Un référendum sur le maintien ou la sortie du Royaume-Uni de l’Union européenne aura bien lieu. Avec un invité surprise : l’Écosse…
Au Royaume-Uni, les législatives se sont achevées par un triomphe des conservateurs. Leur leader, David Cameron, est aujourd’hui le seul survivant d’un scrutin qui se conclut par les démissions d’Ed Miliband, de Nick Clegg et de Nigel Farage respectivement de la direction du Labour, des LibDem et de l’Ukip. La seule ombre provient d’Écosse, où les nationalistes ont été plébiscités. Du verdict aussi inattendu que sans appel des urnes britanniques émergent quatre leçons et deux interrogations :
- Première leçon, les sondages ne sont plus fiables.
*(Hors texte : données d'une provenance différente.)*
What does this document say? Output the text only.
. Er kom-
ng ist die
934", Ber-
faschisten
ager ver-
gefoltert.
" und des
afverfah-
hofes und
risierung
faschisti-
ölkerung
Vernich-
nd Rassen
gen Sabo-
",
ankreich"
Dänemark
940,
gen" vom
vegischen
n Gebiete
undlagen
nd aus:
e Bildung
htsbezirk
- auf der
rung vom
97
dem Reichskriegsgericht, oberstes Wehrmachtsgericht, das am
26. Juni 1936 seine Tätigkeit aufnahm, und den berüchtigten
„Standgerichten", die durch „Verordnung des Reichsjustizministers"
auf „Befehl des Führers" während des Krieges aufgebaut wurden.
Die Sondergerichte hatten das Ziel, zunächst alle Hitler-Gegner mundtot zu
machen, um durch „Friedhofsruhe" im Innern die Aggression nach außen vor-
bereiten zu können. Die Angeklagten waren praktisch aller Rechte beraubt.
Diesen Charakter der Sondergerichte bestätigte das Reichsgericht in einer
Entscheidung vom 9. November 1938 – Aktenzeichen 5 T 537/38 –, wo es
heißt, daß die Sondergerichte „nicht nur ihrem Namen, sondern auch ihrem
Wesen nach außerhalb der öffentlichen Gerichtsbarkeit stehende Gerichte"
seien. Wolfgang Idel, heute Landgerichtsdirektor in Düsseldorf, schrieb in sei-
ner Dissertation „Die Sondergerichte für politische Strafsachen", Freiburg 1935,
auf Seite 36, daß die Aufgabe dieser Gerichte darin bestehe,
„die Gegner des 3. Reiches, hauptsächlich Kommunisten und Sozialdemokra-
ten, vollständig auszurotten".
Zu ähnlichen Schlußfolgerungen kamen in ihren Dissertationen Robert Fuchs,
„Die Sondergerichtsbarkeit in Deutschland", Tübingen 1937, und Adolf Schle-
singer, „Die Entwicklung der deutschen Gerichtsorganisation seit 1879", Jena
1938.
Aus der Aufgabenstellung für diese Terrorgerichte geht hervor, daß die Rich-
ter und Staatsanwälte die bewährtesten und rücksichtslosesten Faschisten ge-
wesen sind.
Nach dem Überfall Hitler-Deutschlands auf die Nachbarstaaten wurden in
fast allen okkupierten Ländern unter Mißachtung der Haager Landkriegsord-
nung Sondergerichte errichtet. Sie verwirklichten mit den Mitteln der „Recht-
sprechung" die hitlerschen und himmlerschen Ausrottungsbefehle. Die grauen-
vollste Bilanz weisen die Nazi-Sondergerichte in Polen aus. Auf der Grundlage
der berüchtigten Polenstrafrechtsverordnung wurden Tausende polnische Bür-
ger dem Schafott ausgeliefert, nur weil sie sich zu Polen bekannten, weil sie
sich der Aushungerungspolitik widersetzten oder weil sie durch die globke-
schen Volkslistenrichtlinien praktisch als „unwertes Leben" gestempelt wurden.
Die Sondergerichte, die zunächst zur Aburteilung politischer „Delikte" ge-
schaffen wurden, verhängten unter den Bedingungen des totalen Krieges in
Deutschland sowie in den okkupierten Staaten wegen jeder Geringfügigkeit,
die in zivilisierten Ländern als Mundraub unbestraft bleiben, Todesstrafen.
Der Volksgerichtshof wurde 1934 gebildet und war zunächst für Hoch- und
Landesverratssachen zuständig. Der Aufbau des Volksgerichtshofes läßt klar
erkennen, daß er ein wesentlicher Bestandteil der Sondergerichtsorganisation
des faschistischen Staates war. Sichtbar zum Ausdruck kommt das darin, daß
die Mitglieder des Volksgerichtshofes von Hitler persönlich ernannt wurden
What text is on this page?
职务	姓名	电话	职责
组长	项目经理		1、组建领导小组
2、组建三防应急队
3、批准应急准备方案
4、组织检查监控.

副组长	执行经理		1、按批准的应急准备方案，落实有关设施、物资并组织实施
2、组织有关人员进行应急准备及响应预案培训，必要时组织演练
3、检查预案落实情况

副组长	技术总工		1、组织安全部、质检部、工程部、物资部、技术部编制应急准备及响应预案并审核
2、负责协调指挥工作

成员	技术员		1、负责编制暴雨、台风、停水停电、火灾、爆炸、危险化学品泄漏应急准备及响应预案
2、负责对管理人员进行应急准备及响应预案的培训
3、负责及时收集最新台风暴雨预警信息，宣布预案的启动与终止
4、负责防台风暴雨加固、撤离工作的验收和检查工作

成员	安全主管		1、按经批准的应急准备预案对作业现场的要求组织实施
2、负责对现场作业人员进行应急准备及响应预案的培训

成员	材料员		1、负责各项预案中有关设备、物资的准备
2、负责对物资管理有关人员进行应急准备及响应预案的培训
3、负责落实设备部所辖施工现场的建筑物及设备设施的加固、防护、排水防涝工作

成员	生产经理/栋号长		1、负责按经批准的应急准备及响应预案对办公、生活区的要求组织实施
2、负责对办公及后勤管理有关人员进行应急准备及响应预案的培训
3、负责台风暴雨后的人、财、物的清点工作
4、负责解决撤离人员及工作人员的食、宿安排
Les citoyens des démocraties sont de plus en plus volatils et habiles dans l’art de masquer leurs choix.
- Deuxième leçon, la croissance et le plein-emploi restent aux yeux des électeurs les juges de paix des dirigeants. Si le bilan politique de David Cameron reste controversé, sa réussite économique est incontestable : une croissance de 2,6 à 2,8 % ; un taux de chômage ramené à 5,6 % grâce à la création de 1,8 million d’emplois en cinq ans ; un déficit public réduit de 10,9 à 5,5 % du PIB depuis 2010. Les Britanniques ont préféré les certitudes de la reprise pilotée par Cameron à l’improbable « croissance partagée par tous » promise par Miliband.
- Troisième leçon, les réformes et l’austérité paient. Sur le plan économique, le Royaume-Uni confirme que les politiques d’ajustement par la baisse des dépenses publiques et des effectifs de fonctionnaires sont moins coûteuses pour la croissance et l’emploi que celles fondées sur les hausses d’impôts. Sur le plan politique également, les thérapies de choc sont les seules à générer rapidement des résultats positifs qui permettent d’obtenir l’adhésion de la population.
- Quatrième leçon, le crédit des démagogues tend à s’éroder grâce à la reprise européenne et au bilan catastrophique de leur gestion. Le Labour a payé cher les échecs retentissants de François Hollande en France et de Syriza en Grèce. Ainsi, en s’éloignant du New Labour de Tony Blair pour communier dans la rhétorique hostile aux riches et à la finance et prôner des hausses d’impôts massives, Ed Miliband a laissé craindre l’alignement sur le modèle français.
Toutefois, la netteté de la victoire de David Cameron va de pair avec deux interrogations majeures :
- Première interrogation, la cohésion du Royaume-Uni. David Cameron va devoir engager la fédéralisation du Royaume-Uni pour respecter les promesses faites aux Ecossais et aux Gallois mais aussi aux Anglais d’être gouvernés par des lois propres. Par ailleurs, la victoire totale du SNP en Ecosse rend probable un nouveau référendum sur l’indépendance. Avec pour déclencheur soit l’insuffisance de la dévolution des pouvoirs, soit la sortie du Royaume-Uni de l’Union qui, selon les nationalistes, ne saurait engager l’Ecosse.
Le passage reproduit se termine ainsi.